I like trying new recipes and have been recipe testing for Leite’s Culinaria for several years now. In the past, I haven’t written much about the work I’ve done for them, but I think people might benefit from my experiences. For anyone that doesn’t know about Leite’s Culinaria, it’s a James Beard award-winning website dedicated to testing recipes and publishing good food writing. A team of testers from around the world, with varying skill levels, cook several different recipes every month or so to provide feedback to the editors of the site. The hardest part is following the recipe exactly. Last week, I submitted my comments for March to the editors, but now I’m going to share some of the information with my readers.

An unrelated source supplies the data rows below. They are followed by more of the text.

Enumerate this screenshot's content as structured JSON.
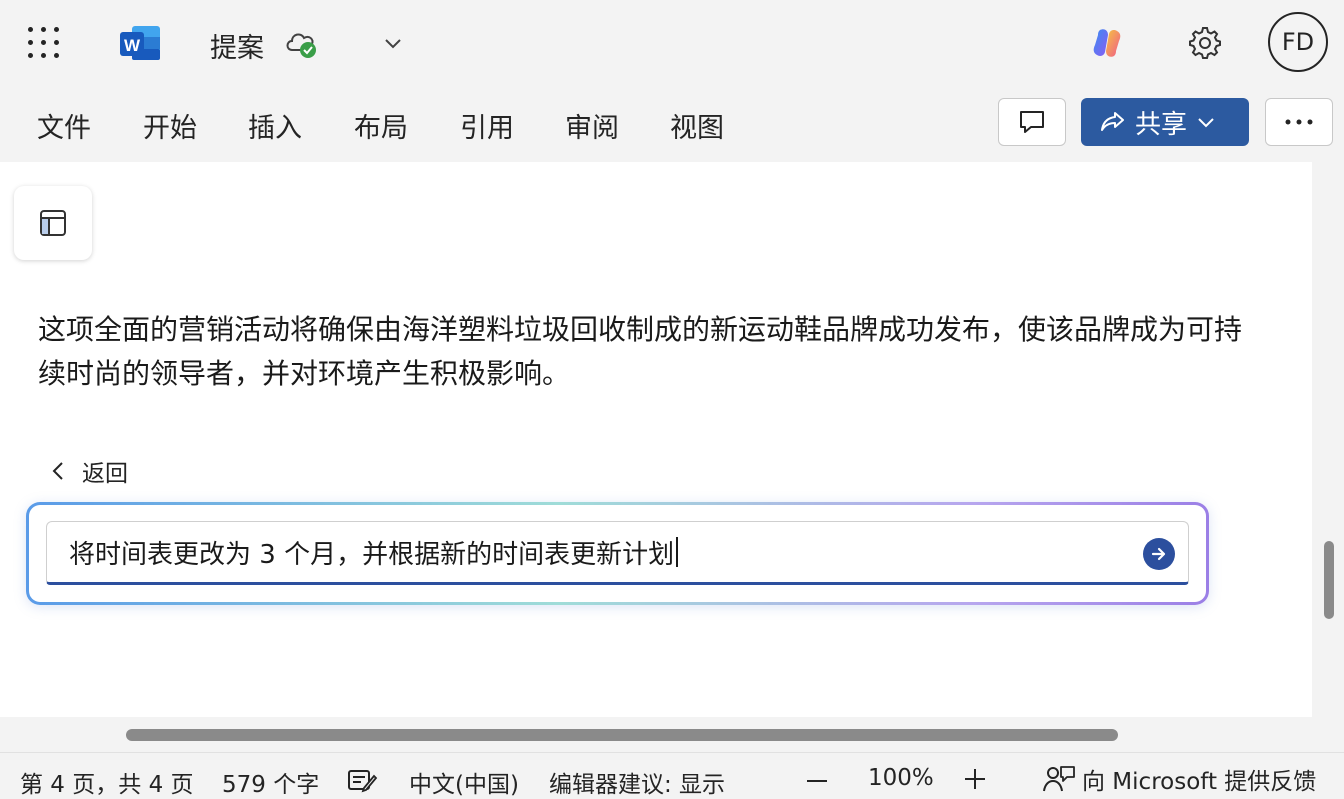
{
  "titlebar": {
    "document_title": "提案",
    "app_icon": "word-icon",
    "app_icon_letter": "W",
    "sync_icon": "cloud-synced-icon",
    "avatar_initials": "FD"
  },
  "ribbon": {
    "tabs": [
      {
        "label": "文件"
      },
      {
        "label": "开始"
      },
      {
        "label": "插入"
      },
      {
        "label": "布局"
      },
      {
        "label": "引用"
      },
      {
        "label": "审阅"
      },
      {
        "label": "视图"
      }
    ],
    "share_label": "共享"
  },
  "document": {
    "paragraph": "这项全面的营销活动将确保由海洋塑料垃圾回收制成的新运动鞋品牌成功发布，使该品牌成为可持续时尚的领导者，并对环境产生积极影响。"
  },
  "copilot_prompt": {
    "back_label": "返回",
    "input_value": "将时间表更改为 3 个月，并根据新的时间表更新计划"
  },
  "status_bar": {
    "page_info": "第 4 页，共 4 页",
    "word_count": "579 个字",
    "language": "中文(中国)",
    "editor_suggestions": "编辑器建议: 显示",
    "zoom_level": "100%",
    "feedback_label": "向 Microsoft 提供反馈"
  },
  "colors": {
    "accent": "#2c5aa0",
    "word_blue": "#185abd",
    "sync_green": "#3a9e48"
  }
}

One of the first recipes that I tested involved potatoes. The headnotes for the recipe told a great story about French women taking potatoes to the local baker to be communally cooked in his oven (in the days before people had ovens in their homes). While the resulting potatoes were really tasty – they took twice as long to bake as the recipe stated. For me that meant serving potatoes as a late dessert. Instead of taking 45 minutes to bake, they took about 1 hour and 35 minutes. The second recipe I tried didn’t fair much better. This recipe involved dried apricots (admittedly, not my favorite food in the world), cheese, almonds, and bacon–on a grill! Sadly, there wasn’t enough salt to carry the cheese and almonds inside the sweet/tart apricot and the bacon ended up flabby. I’m firmly in the “crispier is better” camp when it comes to bacon, so look for my own spin on this particular recipe soon.
The last two recipes were a hit – one involved salt, chocolate and butterscotch and the other involved eggplant, basil and goat cheese. Both recipes hit the spot and were easy to follow. The cupcakes were probably the easier of the two, but I did have to cook the frosting for about twice as long as the recipe said – it said to boil for about 8 minutes, but after it had cooled I ended up having to boil it again for another 5 minutes (so total cooking time, plus the time it took to come back to a boil, was about 20 minutes).
The other recipe, Eggplant Rollatini with Goat Cheese and Pesto, has a lot of components and a lot of steps. However, after making it, I found that it only took about 45 minutes, start to finish. It appears that the authors provided such detailed instructions because they wanted to make the recipe easy to recreate at home. My only complaint is that the garlic was a little too strong (both raw and cooked make an appearance). When I make this again I will reduce the raw garlic in the pesto to one clove and if it’s still too strong, take it out entirely. This recipe will be perfect for August and September when the farmers’ market has an abundance of eggplant and I have an abundance of basil. If you try the rollatini, leave a comment below and let me know what you think.
This post was edited on 4/15/2010 at the request of Leite’s Culinaria editors to remove some references to specific testing procedures.